Phone app accurately tracks UV exposure
Elke Hacker, PhD, develops technologies to assist people with sun protective behaviors. Photo courtesy QUT media.
An experimental smartphone app has demonstrated it can help users track their UV exposure and may help individuals be more sun aware.
Researchers from the Queensland University of Technology [QUT] Institute of Health and Biomedical Innovation in Brisbane City, Australia, developed the app and conducted a study with 74 participants, aged 18 to 30 years. Published in JMIR Research Protocols (Apr. 2018; 7(4)). Data from the app was compared to ultraviolet radiation (UVR) exposure data collected by wristwatch dosimeters and paper diaries. Data on physical activity levels were also collected by app, paper diary, and accelerometer.
The data collected by the app strongly correlated with that of the dosimeters, and more than half of the participants said recording their personal UVR exposure daily made them more sun-aware.
Lead author Elke Hacker, PhD, said in a press release that the findings suggest a smartphone app is a good platform for determining sun exposure, and that the accessibility and low cost of the system would allow it to be an effective way to assess how well skin cancer prevention programs are working, particularly in younger age groups.
“Sunburn shows you have received a damaging dose of sunlight and ultra-violet radiation (UVR), and sunburn increases the risk of melanoma,” Dr.

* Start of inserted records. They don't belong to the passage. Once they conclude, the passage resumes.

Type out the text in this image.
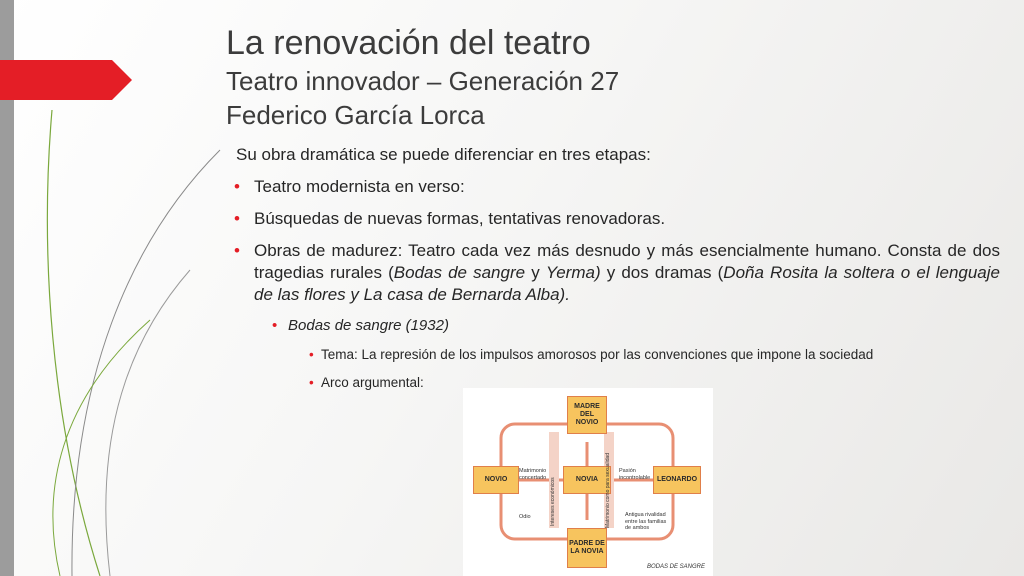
La renovación del teatro
Teatro innovador – Generación 27
Federico García Lorca
Su obra dramática se puede diferenciar en tres etapas:
• Teatro modernista en verso:
• Búsquedas de nuevas formas, tentativas renovadoras.
• Obras de madurez: Teatro cada vez más desnudo y más esencialmente humano. Consta de dos tragedias rurales (Bodas de sangre y Yerma) y dos dramas (Doña Rosita la soltera o el lenguaje de las flores y La casa de Bernarda Alba).
• Bodas de sangre (1932)
• Tema: La represión de los impulsos amorosos por las convenciones que impone la sociedad
• Arco argumental:
MADRE DEL NOVIO
NOVIO	NOVIA	LEONARDO
PADRE DE LA NOVIA
Matrimonio concertado
Pasión incontrolable
Odio	Antigua rivalidad entre las familias de ambos
Intereses económicos	Matrimonio como para sexualidad
BODAS DE SANGRE
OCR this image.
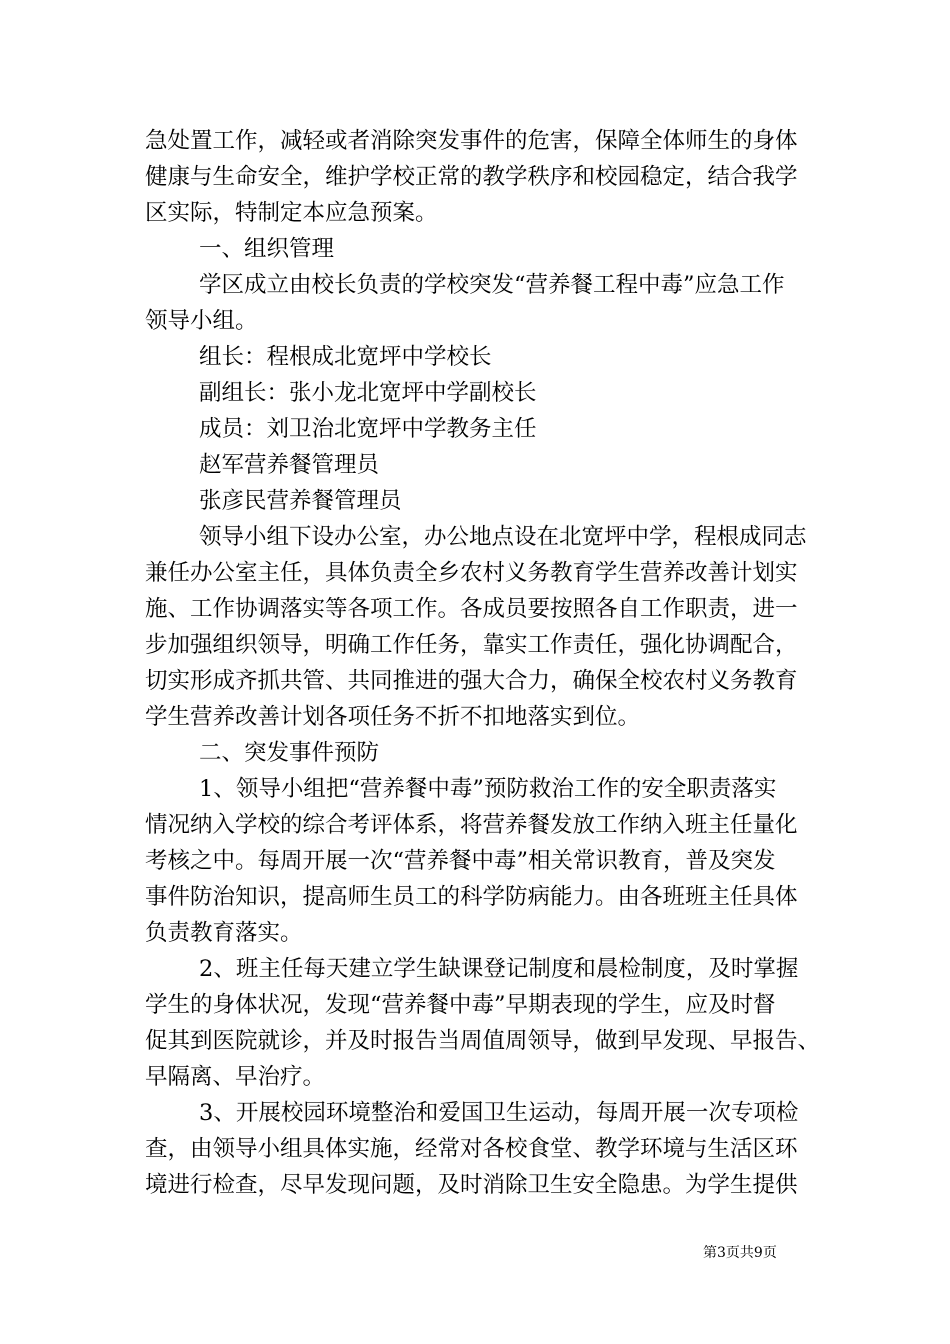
急处置工作，减轻或者消除突发事件的危害，保障全体师生的身体
健康与生命安全，维护学校正常的教学秩序和校园稳定，结合我学
区实际，特制定本应急预案。
一、组织管理
学区成立由校长负责的学校突发“营养餐工程中毒”应急工作
领导小组。
组长：程根成北宽坪中学校长
副组长：张小龙北宽坪中学副校长
成员：刘卫治北宽坪中学教务主任
赵军营养餐管理员
张彦民营养餐管理员
领导小组下设办公室，办公地点设在北宽坪中学，程根成同志
兼任办公室主任，具体负责全乡农村义务教育学生营养改善计划实
施、工作协调落实等各项工作。各成员要按照各自工作职责，进一
步加强组织领导，明确工作任务，靠实工作责任，强化协调配合，
切实形成齐抓共管、共同推进的强大合力，确保全校农村义务教育
学生营养改善计划各项任务不折不扣地落实到位。
二、突发事件预防
1、领导小组把“营养餐中毒”预防救治工作的安全职责落实
情况纳入学校的综合考评体系，将营养餐发放工作纳入班主任量化
考核之中。每周开展一次“营养餐中毒”相关常识教育，普及突发
事件防治知识，提高师生员工的科学防病能力。由各班班主任具体
负责教育落实。
2、班主任每天建立学生缺课登记制度和晨检制度，及时掌握
学生的身体状况，发现“营养餐中毒”早期表现的学生，应及时督
促其到医院就诊，并及时报告当周值周领导，做到早发现、早报告、
早隔离、早治疗。
3、开展校园环境整治和爱国卫生运动，每周开展一次专项检
查，由领导小组具体实施，经常对各校食堂、教学环境与生活区环
境进行检查，尽早发现问题，及时消除卫生安全隐患。为学生提供
第3页共9页
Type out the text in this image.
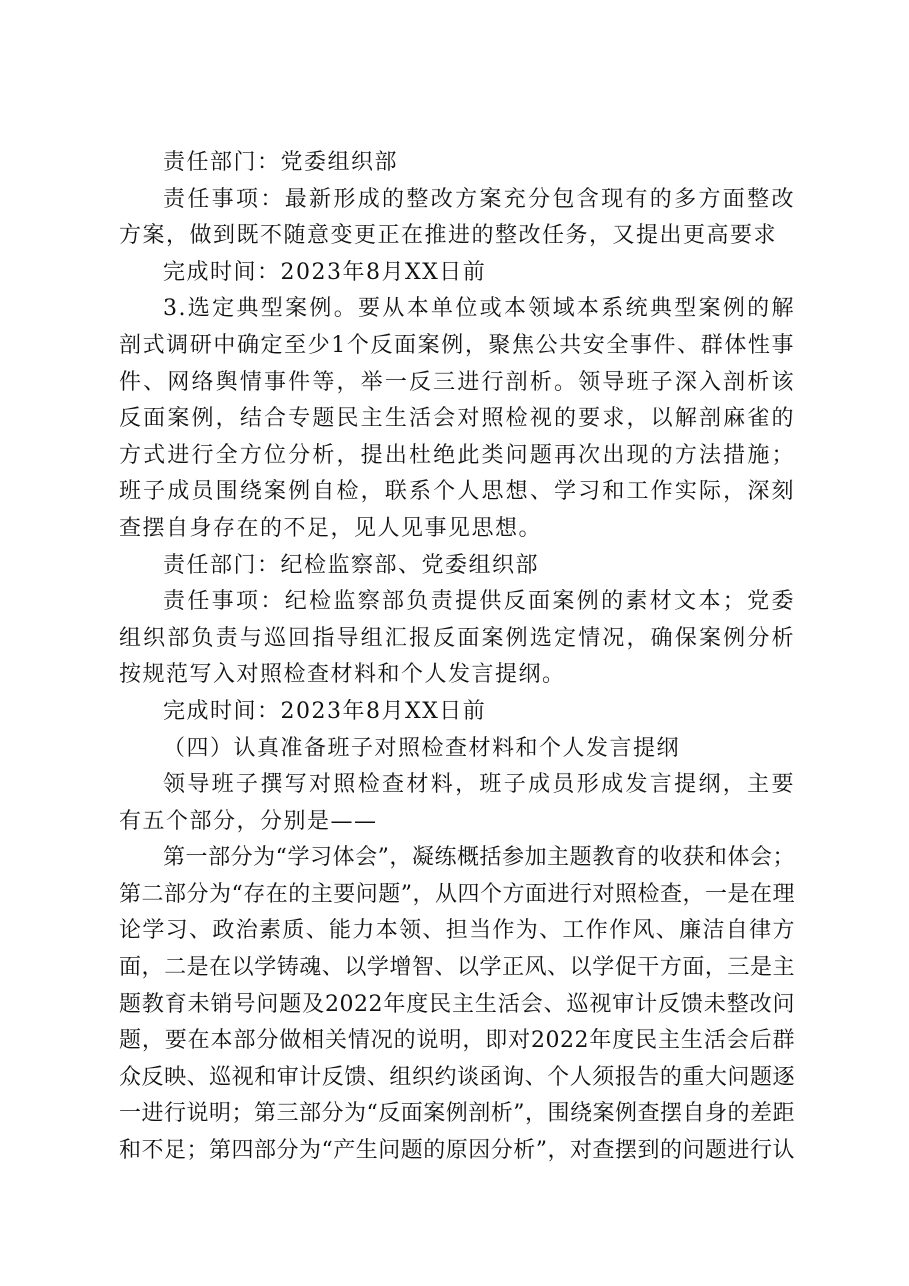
责任部门：党委组织部

责任事项：最新形成的整改方案充分包含现有的多方面整改方案，做到既不随意变更正在推进的整改任务，又提出更高要求

完成时间：2023年8月XX日前

3.选定典型案例。要从本单位或本领域本系统典型案例的解剖式调研中确定至少1个反面案例，聚焦公共安全事件、群体性事件、网络舆情事件等，举一反三进行剖析。领导班子深入剖析该反面案例，结合专题民主生活会对照检视的要求，以解剖麻雀的方式进行全方位分析，提出杜绝此类问题再次出现的方法措施；班子成员围绕案例自检，联系个人思想、学习和工作实际，深刻查摆自身存在的不足，见人见事见思想。

责任部门：纪检监察部、党委组织部

责任事项：纪检监察部负责提供反面案例的素材文本；党委组织部负责与巡回指导组汇报反面案例选定情况，确保案例分析按规范写入对照检查材料和个人发言提纲。

完成时间：2023年8月XX日前

（四）认真准备班子对照检查材料和个人发言提纲

领导班子撰写对照检查材料，班子成员形成发言提纲，主要有五个部分，分别是——

第一部分为“学习体会”，凝练概括参加主题教育的收获和体会；第二部分为“存在的主要问题”，从四个方面进行对照检查，一是在理论学习、政治素质、能力本领、担当作为、工作作风、廉洁自律方面，二是在以学铸魂、以学增智、以学正风、以学促干方面，三是主题教育未销号问题及2022年度民主生活会、巡视审计反馈未整改问题，要在本部分做相关情况的说明，即对2022年度民主生活会后群众反映、巡视和审计反馈、组织约谈函询、个人须报告的重大问题逐一进行说明；第三部分为“反面案例剖析”，围绕案例查摆自身的差距和不足；第四部分为“产生问题的原因分析”，对查摆到的问题进行认
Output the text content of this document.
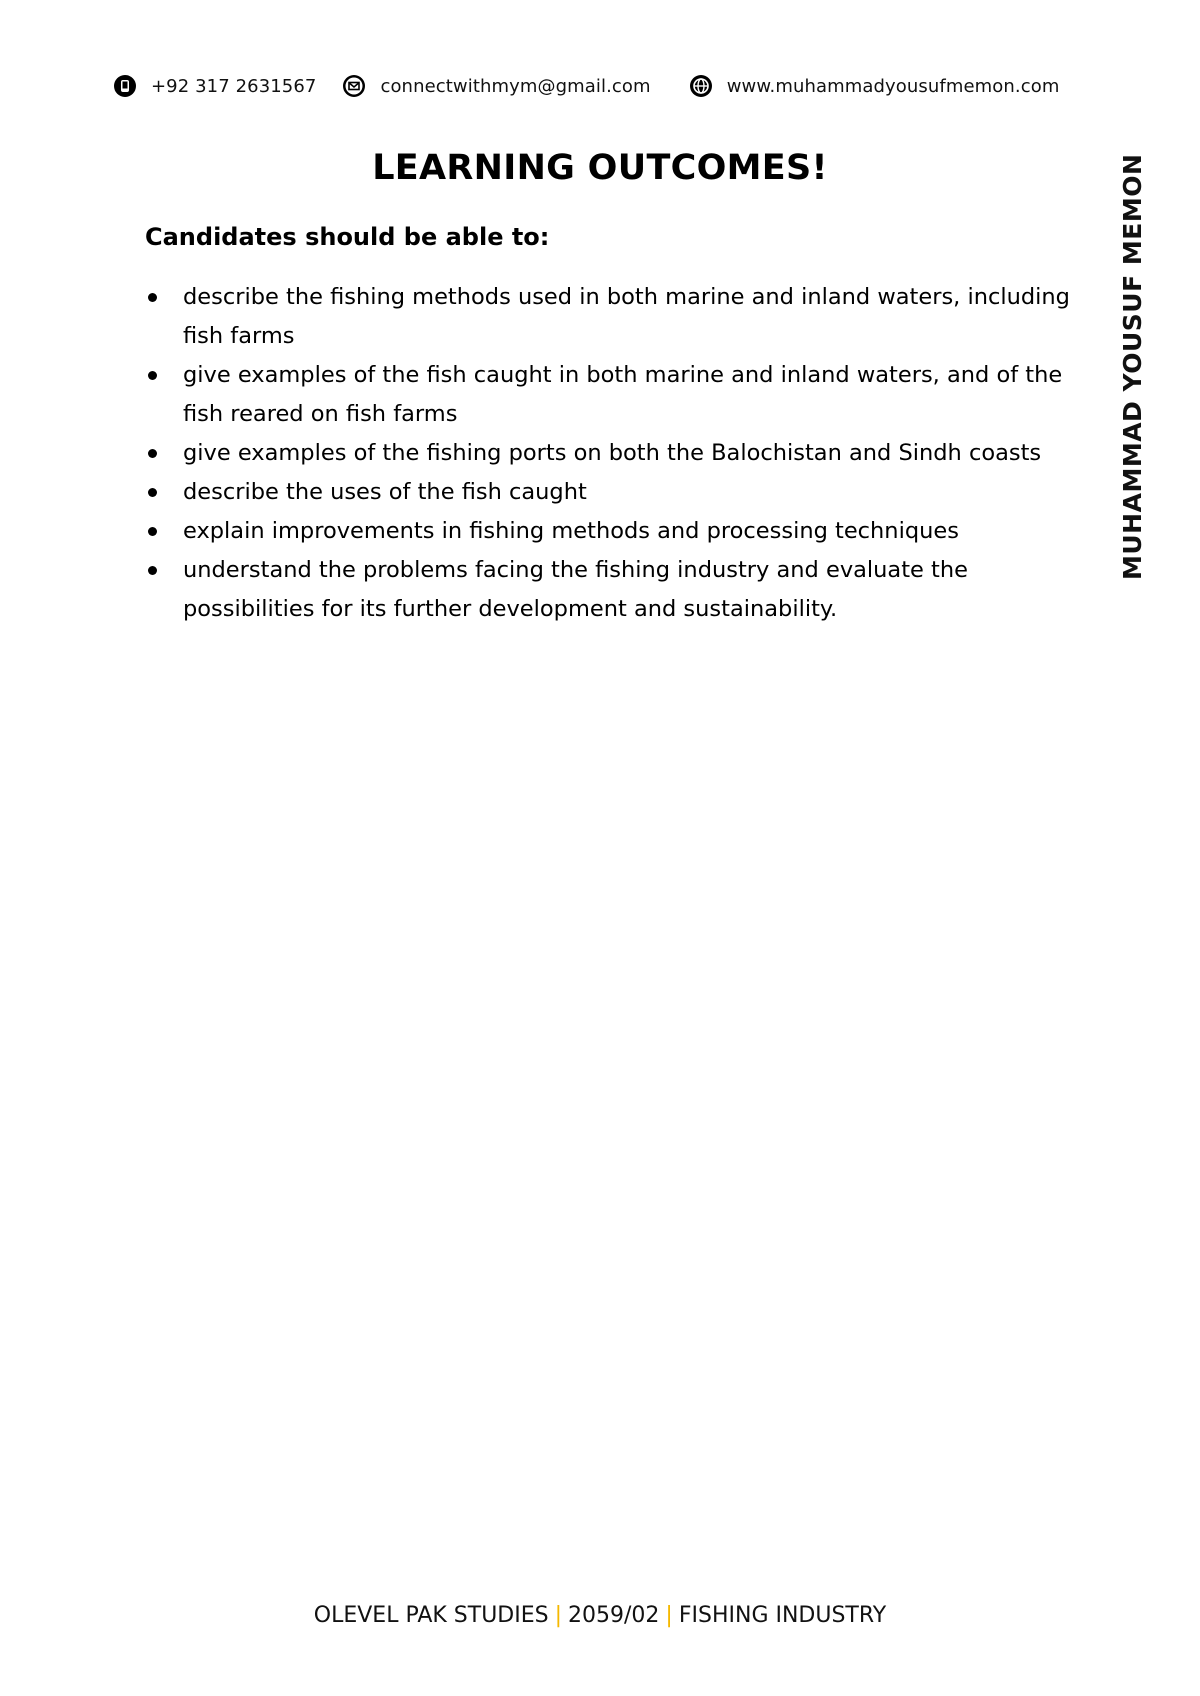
+92 317 2631567	connectwithmym@gmail.com	www.muhammadyousufmemon.com
MUHAMMAD YOUSUF MEMON
LEARNING OUTCOMES!

Candidates should be able to:

describe the fishing methods used in both marine and inland waters, including fish farms
give examples of the fish caught in both marine and inland waters, and of the fish reared on fish farms
give examples of the fishing ports on both the Balochistan and Sindh coasts
describe the uses of the fish caught
explain improvements in fishing methods and processing techniques
understand the problems facing the fishing industry and evaluate the possibilities for its further development and sustainability.
OLEVEL PAK STUDIES | 2059/02 | FISHING INDUSTRY
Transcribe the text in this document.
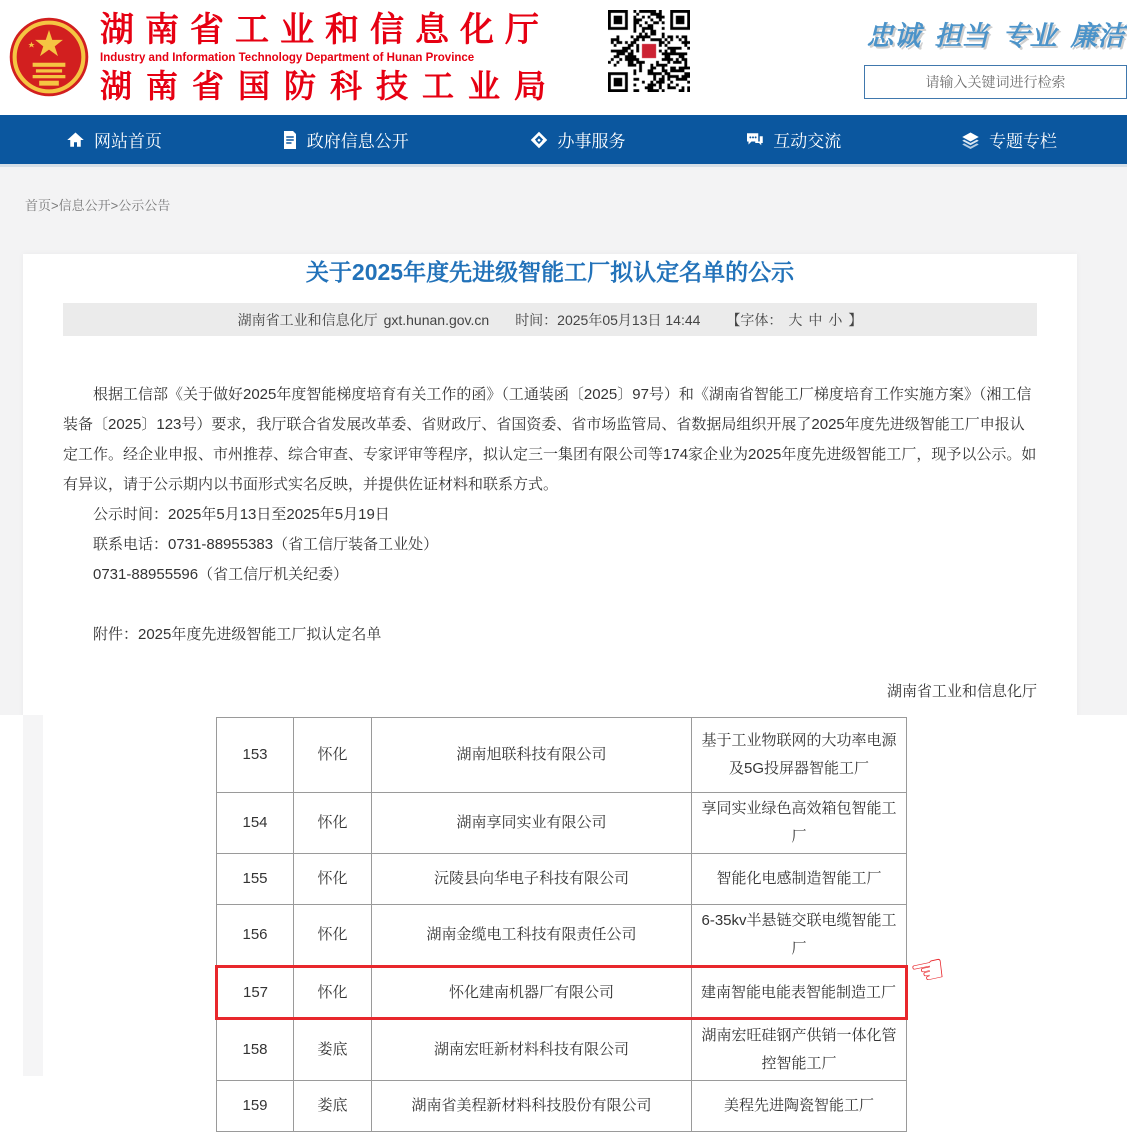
湖南省工业和信息化厅
Industry and Information Technology Department of Hunan Province
湖南省国防科技工业局
忠诚 担当 专业 廉洁
请输入关键词进行检索
网站首页	政府信息公开	办事服务	互动交流	专题专栏
首页>信息公开>公示公告
关于2025年度先进级智能工厂拟认定名单的公示
湖南省工业和信息化厅 gxt.hunan.gov.cn 时间：2025年05月13日 14:44 【字体： 大 中 小 】

根据工信部《关于做好2025年度智能梯度培育有关工作的函》（工通装函〔2025〕97号）和《湖南省智能工厂梯度培育工作实施方案》（湘工信装备〔2025〕123号）要求，我厅联合省发展改革委、省财政厅、省国资委、省市场监管局、省数据局组织开展了2025年度先进级智能工厂申报认定工作。经企业申报、市州推荐、综合审查、专家评审等程序，拟认定三一集团有限公司等174家企业为2025年度先进级智能工厂，现予以公示。如有异议，请于公示期内以书面形式实名反映，并提供佐证材料和联系方式。

公示时间：2025年5月13日至2025年5月19日

联系电话：0731-88955383（省工信厅装备工业处）

0731-88955596（省工信厅机关纪委）

附件：2025年度先进级智能工厂拟认定名单

湖南省工业和信息化厅
153	怀化	湖南旭联科技有限公司	基于工业物联网的大功率电源及5G投屏器智能工厂
154	怀化	湖南享同实业有限公司	享同实业绿色高效箱包智能工厂
155	怀化	沅陵县向华电子科技有限公司	智能化电感制造智能工厂
156	怀化	湖南金缆电工科技有限责任公司	6-35kv半悬链交联电缆智能工厂
157	怀化	怀化建南机器厂有限公司	建南智能电能表智能制造工厂
158	娄底	湖南宏旺新材料科技有限公司	湖南宏旺硅钢产供销一体化管控智能工厂
159	娄底	湖南省美程新材料科技股份有限公司	美程先进陶瓷智能工厂
☜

Hacker said.
“The effectiveness of programs that look to raise skin cancer awareness and promote prevention are largely assessed by recording sun exposure behaviours.
“Our study shows a smartphone app to which people input their data is a reliable way to collect information about their sun and UVR exposure.”
Physical activity data was recorded to evaluate whether individuals focusing on sun avoidance were reducing their physical activity in unhealthy ways.
Dr. Hacker said that the study participants under-reported their low-intensity physical activity compared to what was captured by the accelerometer measuring devices they wore. This could be because the devices detected both incidental and purposeful physical activity, but the participants either did not consider acts such as walking from place to place to be ‘activities,’ or did not remember to record them.